There were even rumors of disreputable local guides being in cahoots with the bandits, leading their own groups into ambushes and then abandoning them. But things have changed a lot, and while every guide book warns travelers not to hike any volcano alone, robberies now are almost unheard of.

“There have been no robberies on the volcanoes that I have heard of in at least two years,” said Rafael, who was also my guia on Pacaya.

A big reason, Ridenour said, is that the Guatemalan government finally has realized the value of the tourist dollar, and thanks to pressure from local residents, turned Pacaya into a national park, with certified guides and a small visitor’s center – little more than a cement block building – at the trailhead.

“It’s much safer now,” said Ridenour of Pacaya, “and the police are a lot more helpful. They won’t even take a bribe now, that’s how much corruption has been curbed.”

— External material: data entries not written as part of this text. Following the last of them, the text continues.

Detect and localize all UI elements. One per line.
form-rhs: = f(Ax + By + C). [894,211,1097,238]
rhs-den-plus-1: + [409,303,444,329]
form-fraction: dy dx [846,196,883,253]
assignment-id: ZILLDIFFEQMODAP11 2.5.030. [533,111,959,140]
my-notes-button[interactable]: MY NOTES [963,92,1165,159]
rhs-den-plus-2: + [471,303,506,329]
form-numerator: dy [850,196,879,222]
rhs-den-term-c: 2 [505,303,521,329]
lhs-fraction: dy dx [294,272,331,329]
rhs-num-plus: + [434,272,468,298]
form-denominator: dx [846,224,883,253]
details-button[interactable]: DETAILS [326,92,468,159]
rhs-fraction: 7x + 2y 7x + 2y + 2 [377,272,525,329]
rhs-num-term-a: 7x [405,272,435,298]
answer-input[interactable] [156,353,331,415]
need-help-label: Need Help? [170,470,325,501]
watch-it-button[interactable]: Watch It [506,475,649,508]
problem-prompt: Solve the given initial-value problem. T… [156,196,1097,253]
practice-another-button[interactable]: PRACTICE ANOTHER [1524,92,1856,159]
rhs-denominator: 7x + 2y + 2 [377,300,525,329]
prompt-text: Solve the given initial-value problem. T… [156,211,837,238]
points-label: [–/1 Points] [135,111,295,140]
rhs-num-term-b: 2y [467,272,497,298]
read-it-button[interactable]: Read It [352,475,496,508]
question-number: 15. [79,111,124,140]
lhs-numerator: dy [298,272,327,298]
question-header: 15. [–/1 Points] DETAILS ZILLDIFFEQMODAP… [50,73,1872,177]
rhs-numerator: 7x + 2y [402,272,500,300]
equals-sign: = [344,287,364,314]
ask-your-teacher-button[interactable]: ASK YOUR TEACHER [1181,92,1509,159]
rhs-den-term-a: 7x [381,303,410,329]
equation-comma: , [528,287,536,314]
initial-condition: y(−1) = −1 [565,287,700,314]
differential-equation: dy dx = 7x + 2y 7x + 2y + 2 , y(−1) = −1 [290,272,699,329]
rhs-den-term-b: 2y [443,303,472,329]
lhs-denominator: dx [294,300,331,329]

As for myself, I wasn’t sure Pacaya was going to be as exciting as Fuego, even though it’s been in constant eruption since 1965. I figured if the average couch-potato could make the climb, this would be little more than a pre-packaged “McHike,” catering to so many of those camera-toting, sun-blocked pseudo-tourists that get carted around on air-conditioned buses and “interact” with nature by looking at it mostly through tinted glass. “That was nice,” I imagine them saying as they return to their gated, four-star resorts to sip margaritas by the pool. Yanquis, the locals call them. You know them better as Americans.

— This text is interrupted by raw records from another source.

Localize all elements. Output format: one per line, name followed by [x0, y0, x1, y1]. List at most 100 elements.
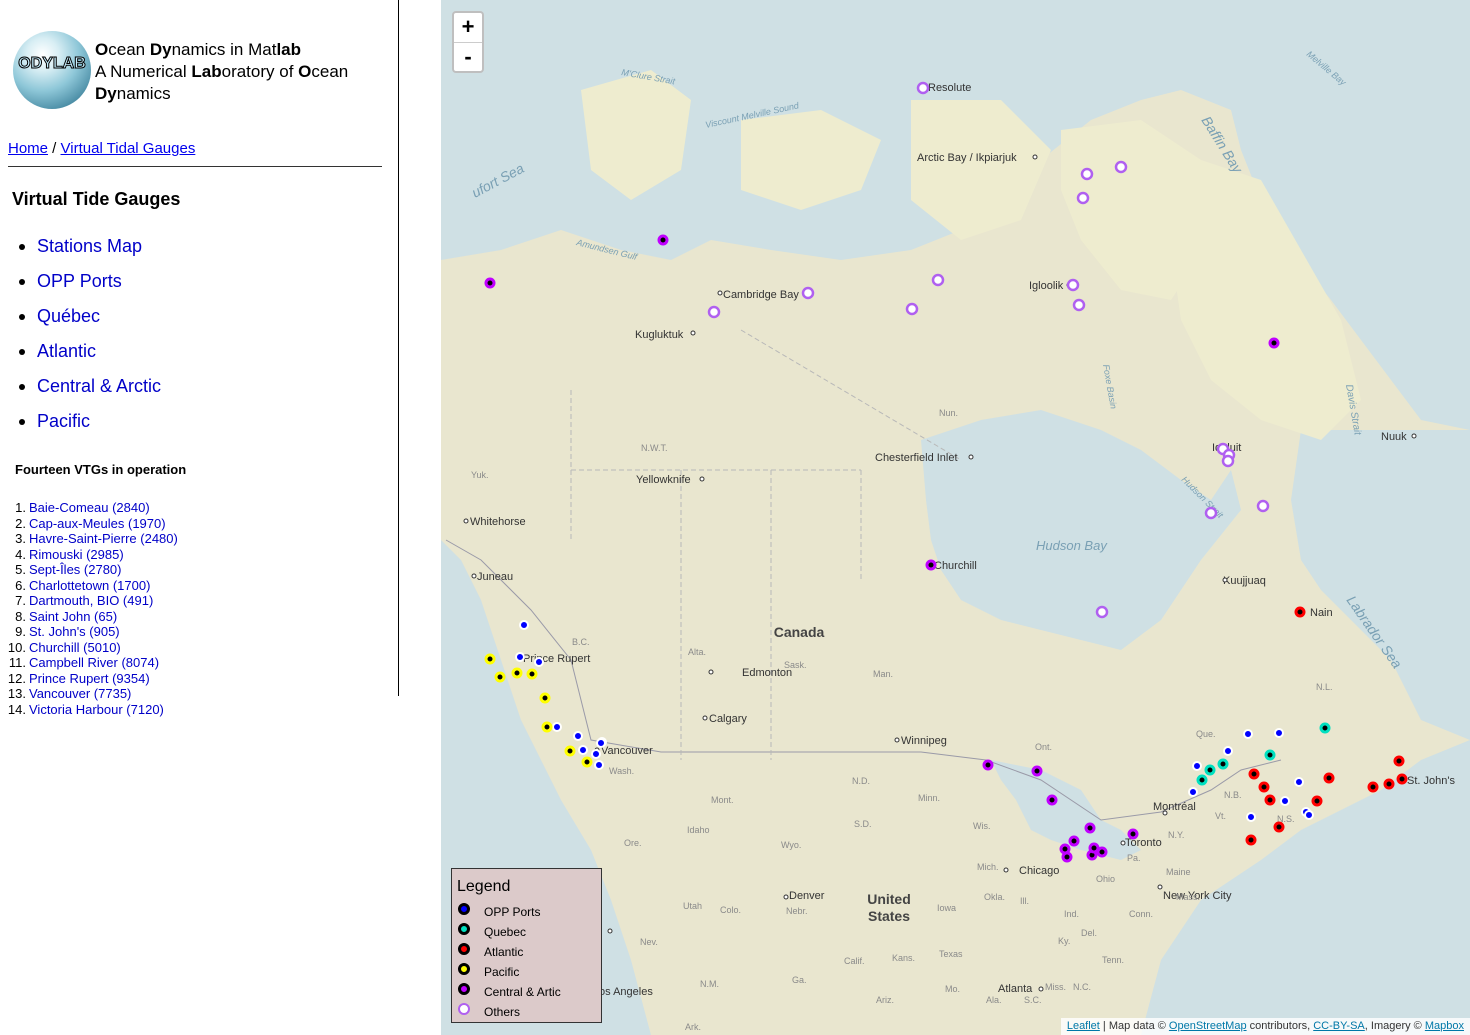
- station-marker-icon[interactable]: [1084, 822, 1096, 834]
- station-marker-icon[interactable]: [657, 234, 669, 246]
- map[interactable]: ufort Sea Baffin Bay Hudson Bay Labrador Se…: [441, 0, 1470, 1035]
- station-marker-icon[interactable]: [1221, 454, 1235, 468]
- station-marker-icon[interactable]: [1245, 834, 1257, 846]
- station-marker-icon[interactable]: [1192, 761, 1202, 771]
- station-marker-icon[interactable]: [1274, 728, 1284, 738]
- station-marker-icon[interactable]: [1294, 606, 1306, 618]
- station-marker-icon[interactable]: [1066, 278, 1080, 292]
- station-marker-icon[interactable]: [916, 81, 930, 95]
- station-marker-icon[interactable]: [982, 759, 994, 771]
- region-label: Tenn.: [1102, 955, 1124, 965]
- vtg-link[interactable]: Charlottetown (1700): [29, 578, 150, 593]
- station-marker-icon[interactable]: [1223, 746, 1233, 756]
- station-marker-icon[interactable]: [1127, 828, 1139, 840]
- station-marker-icon[interactable]: [1256, 499, 1270, 513]
- station-marker-icon[interactable]: [1294, 777, 1304, 787]
- station-marker-icon[interactable]: [905, 302, 919, 316]
- station-marker-icon[interactable]: [1046, 794, 1058, 806]
- vtg-link[interactable]: Churchill (5010): [29, 640, 121, 655]
- station-marker-icon[interactable]: [1072, 298, 1086, 312]
- station-marker-icon[interactable]: [1323, 772, 1335, 784]
- station-marker-icon[interactable]: [1243, 729, 1253, 739]
- station-marker-icon[interactable]: [1393, 755, 1405, 767]
- station-marker-icon[interactable]: [484, 277, 496, 289]
- station-marker-icon[interactable]: [578, 745, 588, 755]
- nav-item-pacific[interactable]: Pacific: [18, 411, 161, 446]
- station-marker-icon[interactable]: [1196, 774, 1208, 786]
- station-marker-icon[interactable]: [596, 738, 606, 748]
- nav-item-stations-map[interactable]: Stations Map: [18, 236, 161, 271]
- station-marker-icon[interactable]: [1273, 821, 1285, 833]
- vtg-link[interactable]: Baie-Comeau (2840): [29, 500, 150, 515]
- station-marker-icon[interactable]: [1396, 773, 1408, 785]
- nav-item-atlantic[interactable]: Atlantic: [18, 341, 161, 376]
- nav-item-quebec[interactable]: Québec: [18, 306, 161, 341]
- station-marker-icon[interactable]: [1268, 337, 1280, 349]
- station-marker-icon[interactable]: [1280, 796, 1290, 806]
- station-marker-icon[interactable]: [1204, 764, 1216, 776]
- vtg-link[interactable]: Saint John (65): [29, 609, 117, 624]
- breadcrumb-home-link[interactable]: Home: [8, 140, 48, 157]
- station-marker-icon[interactable]: [1383, 778, 1395, 790]
- station-marker-icon[interactable]: [1217, 758, 1229, 770]
- vtg-link[interactable]: Havre-Saint-Pierre (2480): [29, 531, 178, 546]
- station-marker-icon[interactable]: [1114, 160, 1128, 174]
- station-marker-icon[interactable]: [1248, 768, 1260, 780]
- station-marker-icon[interactable]: [1204, 506, 1218, 520]
- station-marker-icon[interactable]: [534, 657, 544, 667]
- osm-link[interactable]: OpenStreetMap: [1169, 1020, 1247, 1032]
- station-marker-icon[interactable]: [1264, 794, 1276, 806]
- nav-item-opp-ports[interactable]: OPP Ports: [18, 271, 161, 306]
- station-marker-icon[interactable]: [1258, 781, 1270, 793]
- title-fragment: O: [95, 40, 109, 59]
- station-marker-icon[interactable]: [1188, 787, 1198, 797]
- station-marker-icon[interactable]: [1264, 749, 1276, 761]
- leaflet-link[interactable]: Leaflet: [1067, 1020, 1100, 1032]
- station-marker-icon[interactable]: [1311, 795, 1323, 807]
- station-marker-icon[interactable]: [1080, 167, 1094, 181]
- vtg-link[interactable]: Cap-aux-Meules (1970): [29, 516, 166, 531]
- station-marker-icon[interactable]: [541, 721, 553, 733]
- station-marker-icon[interactable]: [519, 620, 529, 630]
- station-marker-icon[interactable]: [581, 756, 593, 768]
- station-marker-icon[interactable]: [552, 722, 562, 732]
- vtg-link[interactable]: Prince Rupert (9354): [29, 671, 150, 686]
- station-marker-icon[interactable]: [801, 286, 815, 300]
- station-marker-icon[interactable]: [1095, 605, 1109, 619]
- station-marker-icon[interactable]: [539, 692, 551, 704]
- station-marker-icon[interactable]: [484, 653, 496, 665]
- nav-item-central-arctic[interactable]: Central & Arctic: [18, 376, 161, 411]
- vtg-link[interactable]: Vancouver (7735): [29, 686, 131, 701]
- mapbox-link[interactable]: Mapbox: [1425, 1020, 1464, 1032]
- station-marker-icon[interactable]: [1088, 842, 1100, 854]
- zoom-in-button[interactable]: +: [454, 13, 482, 43]
- station-marker-icon[interactable]: [1031, 765, 1043, 777]
- station-marker-icon[interactable]: [1061, 851, 1073, 863]
- station-marker-icon[interactable]: [1367, 781, 1379, 793]
- vtg-link[interactable]: Dartmouth, BIO (491): [29, 593, 153, 608]
- station-marker-icon[interactable]: [494, 671, 506, 683]
- station-marker-icon[interactable]: [1076, 191, 1090, 205]
- station-marker-icon[interactable]: [707, 305, 721, 319]
- station-marker-icon[interactable]: [564, 745, 576, 757]
- vtg-link[interactable]: Campbell River (8074): [29, 655, 159, 670]
- station-marker-icon[interactable]: [931, 273, 945, 287]
- station-marker-icon[interactable]: [1304, 810, 1314, 820]
- station-marker-icon[interactable]: [573, 731, 583, 741]
- license-link[interactable]: CC-BY-SA: [1313, 1020, 1365, 1032]
- vtg-link[interactable]: Sept-Îles (2780): [29, 562, 122, 577]
- station-marker-icon[interactable]: [1246, 812, 1256, 822]
- station-marker-icon[interactable]: [1068, 835, 1080, 847]
- station-marker-icon[interactable]: [526, 668, 538, 680]
- vtg-link[interactable]: Rimouski (2985): [29, 547, 124, 562]
- station-marker-icon[interactable]: [591, 749, 601, 759]
- station-marker-icon[interactable]: [511, 667, 523, 679]
- vtg-link[interactable]: Victoria Harbour (7120): [29, 702, 164, 717]
- station-marker-icon[interactable]: [925, 559, 937, 571]
- breadcrumb-current-link[interactable]: Virtual Tidal Gauges: [61, 140, 196, 157]
- station-marker-icon[interactable]: [594, 760, 604, 770]
- station-marker-icon[interactable]: [515, 652, 525, 662]
- vtg-link[interactable]: St. John's (905): [29, 624, 120, 639]
- station-marker-icon[interactable]: [1319, 722, 1331, 734]
- zoom-out-button[interactable]: -: [454, 43, 482, 72]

I picture a day at the zoo, not the safari I was hoping for. Boy, was I wrong. Yes, the climb up Pacaya is as easy as advertised, but its popularity is not so much in the effort as in the reward. Watching the two smokestacks rain down fiery new earth while you can feel the heat of the volcano on your face makes Pacaya not a mere zoo, but a safari where you actually get out and pet the lions!

After we eat lunch, numbed into an unfazable trance by the raw beauty unfolding at our feet, Pacaya burps up a couple of particularly dangerous fireballs and our guias finally yell, “Vamonos,” and with hesitation we begin to head back down. On the way, we pass a group of ascending tourists who as yet have no idea what awaits them.

As we near the parking lot, Pacaya lets out a roar that can be heard for miles. I look back at the rim expecting to see tourists scurrying for cover. But there they are, still standing side by side, snapping away.